When the agent's decisions interact with other agents, with environments that have hidden state, or with tools whose behaviour is non-deterministic, the "ground truth at this step" question gets harder. The cleanest application of textual-feedback RL is to single-agent, deterministic-tool, observable-environment coding tasks. Beyond that, the paradigm needs adaptation.

These are reasons the production failure modes for AI agents I've written about still apply — the training paradigm reduces failure surface, it doesn't eliminate it. And it's where the next paradigm shift will probably come from, when someone finds a way to generate dense localised feedback in settings where ground truth is harder to access. Probably from an organisation already running production agents at scale on the Claude Agent SDK or an equivalent platform — the people with the most structured trace data win the next round.

The Expert's Take

Textual-feedback RL is the most important training-side advance in agentic coding since the 2024 wave of long-context models, and it has barely been discussed outside Cursor's own technical report. The reason it matters is structural: it converts a problem (credit assignment over long horizons) that has bottlenecked agentic training for a decade into something tractable for any organisation that has structured trace data and reasonable annotation infrastructure.

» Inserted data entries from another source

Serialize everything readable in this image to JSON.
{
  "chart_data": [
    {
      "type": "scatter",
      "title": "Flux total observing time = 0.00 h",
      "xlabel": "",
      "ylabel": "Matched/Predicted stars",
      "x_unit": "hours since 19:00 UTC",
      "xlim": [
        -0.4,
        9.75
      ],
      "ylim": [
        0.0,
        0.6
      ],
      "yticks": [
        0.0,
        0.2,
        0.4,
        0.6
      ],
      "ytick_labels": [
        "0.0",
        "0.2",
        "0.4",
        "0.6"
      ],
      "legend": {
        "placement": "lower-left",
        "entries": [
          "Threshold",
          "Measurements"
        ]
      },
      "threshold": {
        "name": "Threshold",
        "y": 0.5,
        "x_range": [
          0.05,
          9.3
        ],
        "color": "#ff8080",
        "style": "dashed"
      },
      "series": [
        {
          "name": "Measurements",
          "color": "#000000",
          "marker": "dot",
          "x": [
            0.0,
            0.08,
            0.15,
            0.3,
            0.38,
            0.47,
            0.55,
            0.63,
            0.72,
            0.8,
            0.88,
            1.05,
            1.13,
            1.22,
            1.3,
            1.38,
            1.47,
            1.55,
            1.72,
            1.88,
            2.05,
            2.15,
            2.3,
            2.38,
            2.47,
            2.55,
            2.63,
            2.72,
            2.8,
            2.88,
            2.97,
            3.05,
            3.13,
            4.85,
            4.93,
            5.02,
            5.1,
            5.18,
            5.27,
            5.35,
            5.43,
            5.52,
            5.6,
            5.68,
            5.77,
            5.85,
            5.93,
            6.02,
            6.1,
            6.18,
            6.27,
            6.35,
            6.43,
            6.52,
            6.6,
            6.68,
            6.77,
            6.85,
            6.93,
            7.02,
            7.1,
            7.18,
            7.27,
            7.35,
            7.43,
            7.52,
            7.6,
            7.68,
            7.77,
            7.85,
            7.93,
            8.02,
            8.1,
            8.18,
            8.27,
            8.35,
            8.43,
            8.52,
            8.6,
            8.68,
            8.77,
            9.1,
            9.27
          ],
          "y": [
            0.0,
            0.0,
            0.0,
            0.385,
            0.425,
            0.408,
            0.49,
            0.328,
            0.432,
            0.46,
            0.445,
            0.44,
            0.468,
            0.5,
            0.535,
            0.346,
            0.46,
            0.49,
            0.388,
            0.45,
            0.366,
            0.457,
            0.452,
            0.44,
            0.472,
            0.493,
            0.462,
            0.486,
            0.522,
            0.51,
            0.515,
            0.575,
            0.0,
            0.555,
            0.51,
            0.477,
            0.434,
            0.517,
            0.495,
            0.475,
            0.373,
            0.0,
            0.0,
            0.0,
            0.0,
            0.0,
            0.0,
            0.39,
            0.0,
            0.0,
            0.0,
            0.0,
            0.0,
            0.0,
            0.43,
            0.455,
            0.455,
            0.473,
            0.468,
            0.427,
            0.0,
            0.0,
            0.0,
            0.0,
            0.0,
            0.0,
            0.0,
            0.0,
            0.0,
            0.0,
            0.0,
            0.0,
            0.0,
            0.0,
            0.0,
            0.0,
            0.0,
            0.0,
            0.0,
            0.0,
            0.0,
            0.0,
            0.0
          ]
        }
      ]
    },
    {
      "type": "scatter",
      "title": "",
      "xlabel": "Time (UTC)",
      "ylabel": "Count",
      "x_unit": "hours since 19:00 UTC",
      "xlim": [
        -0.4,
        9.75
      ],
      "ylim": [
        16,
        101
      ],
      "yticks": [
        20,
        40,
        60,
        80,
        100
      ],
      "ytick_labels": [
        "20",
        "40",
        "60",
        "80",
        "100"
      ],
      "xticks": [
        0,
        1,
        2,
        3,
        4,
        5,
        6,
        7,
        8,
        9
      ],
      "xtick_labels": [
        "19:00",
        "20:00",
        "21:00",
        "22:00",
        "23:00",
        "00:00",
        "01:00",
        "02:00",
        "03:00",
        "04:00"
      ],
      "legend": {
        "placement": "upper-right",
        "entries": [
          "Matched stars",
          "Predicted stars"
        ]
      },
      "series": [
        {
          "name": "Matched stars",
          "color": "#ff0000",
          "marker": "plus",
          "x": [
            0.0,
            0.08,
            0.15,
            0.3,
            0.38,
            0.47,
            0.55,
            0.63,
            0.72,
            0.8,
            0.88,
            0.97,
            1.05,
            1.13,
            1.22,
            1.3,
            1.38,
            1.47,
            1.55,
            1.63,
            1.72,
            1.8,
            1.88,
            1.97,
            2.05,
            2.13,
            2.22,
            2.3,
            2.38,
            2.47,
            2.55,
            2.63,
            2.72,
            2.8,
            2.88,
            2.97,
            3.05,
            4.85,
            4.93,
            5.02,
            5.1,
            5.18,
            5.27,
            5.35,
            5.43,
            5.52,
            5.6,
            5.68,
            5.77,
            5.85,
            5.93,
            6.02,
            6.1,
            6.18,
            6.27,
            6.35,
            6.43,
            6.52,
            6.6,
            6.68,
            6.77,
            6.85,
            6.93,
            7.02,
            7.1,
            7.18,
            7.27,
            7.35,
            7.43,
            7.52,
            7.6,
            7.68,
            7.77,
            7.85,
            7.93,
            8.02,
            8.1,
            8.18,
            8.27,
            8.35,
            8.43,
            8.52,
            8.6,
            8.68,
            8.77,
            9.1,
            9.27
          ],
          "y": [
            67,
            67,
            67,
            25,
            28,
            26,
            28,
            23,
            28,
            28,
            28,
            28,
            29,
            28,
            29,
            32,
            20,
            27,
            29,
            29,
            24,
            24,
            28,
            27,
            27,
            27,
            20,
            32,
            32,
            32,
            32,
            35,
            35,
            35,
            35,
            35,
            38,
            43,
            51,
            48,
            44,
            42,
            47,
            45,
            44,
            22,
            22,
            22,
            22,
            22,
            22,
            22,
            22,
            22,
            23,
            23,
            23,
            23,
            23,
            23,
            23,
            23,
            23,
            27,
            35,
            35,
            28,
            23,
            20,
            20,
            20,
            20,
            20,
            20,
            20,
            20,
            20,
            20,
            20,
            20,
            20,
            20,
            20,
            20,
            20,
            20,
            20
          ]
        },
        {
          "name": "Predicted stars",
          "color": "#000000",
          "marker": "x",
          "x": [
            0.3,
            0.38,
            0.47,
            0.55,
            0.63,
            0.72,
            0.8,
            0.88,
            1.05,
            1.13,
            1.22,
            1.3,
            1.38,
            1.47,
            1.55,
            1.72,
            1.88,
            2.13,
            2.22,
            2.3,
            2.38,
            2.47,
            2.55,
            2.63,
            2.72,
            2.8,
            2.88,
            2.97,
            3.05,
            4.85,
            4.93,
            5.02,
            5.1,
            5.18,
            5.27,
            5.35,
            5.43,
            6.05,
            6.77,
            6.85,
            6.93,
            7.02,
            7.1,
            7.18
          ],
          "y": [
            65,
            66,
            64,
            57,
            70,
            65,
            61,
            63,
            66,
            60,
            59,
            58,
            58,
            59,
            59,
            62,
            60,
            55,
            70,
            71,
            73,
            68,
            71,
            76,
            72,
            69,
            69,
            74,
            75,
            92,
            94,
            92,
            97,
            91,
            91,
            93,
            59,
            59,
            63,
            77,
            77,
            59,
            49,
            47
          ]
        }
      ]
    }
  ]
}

The follow-on implications take a while to land. Within the year, every serious coding-agent training effort will use some variant of locally-anchored, ground-truth-grounded feedback rather than end-of-run scalar rewards. Within two years, the same approach extends into non-coding domains wherever structured traces and approximate ground truth are available — software engineering tasks broadly, devops, data engineering, possibly customer-support agents where conversation outcomes are measurable.

Composer 2.5 is the first publicly-deployed model trained this way at scale. It will not be the last. The signal to watch over the next few quarters is which other labs adopt the paradigm and what specific variations they introduce. The shape of the field for the next few years gets defined by what happens there.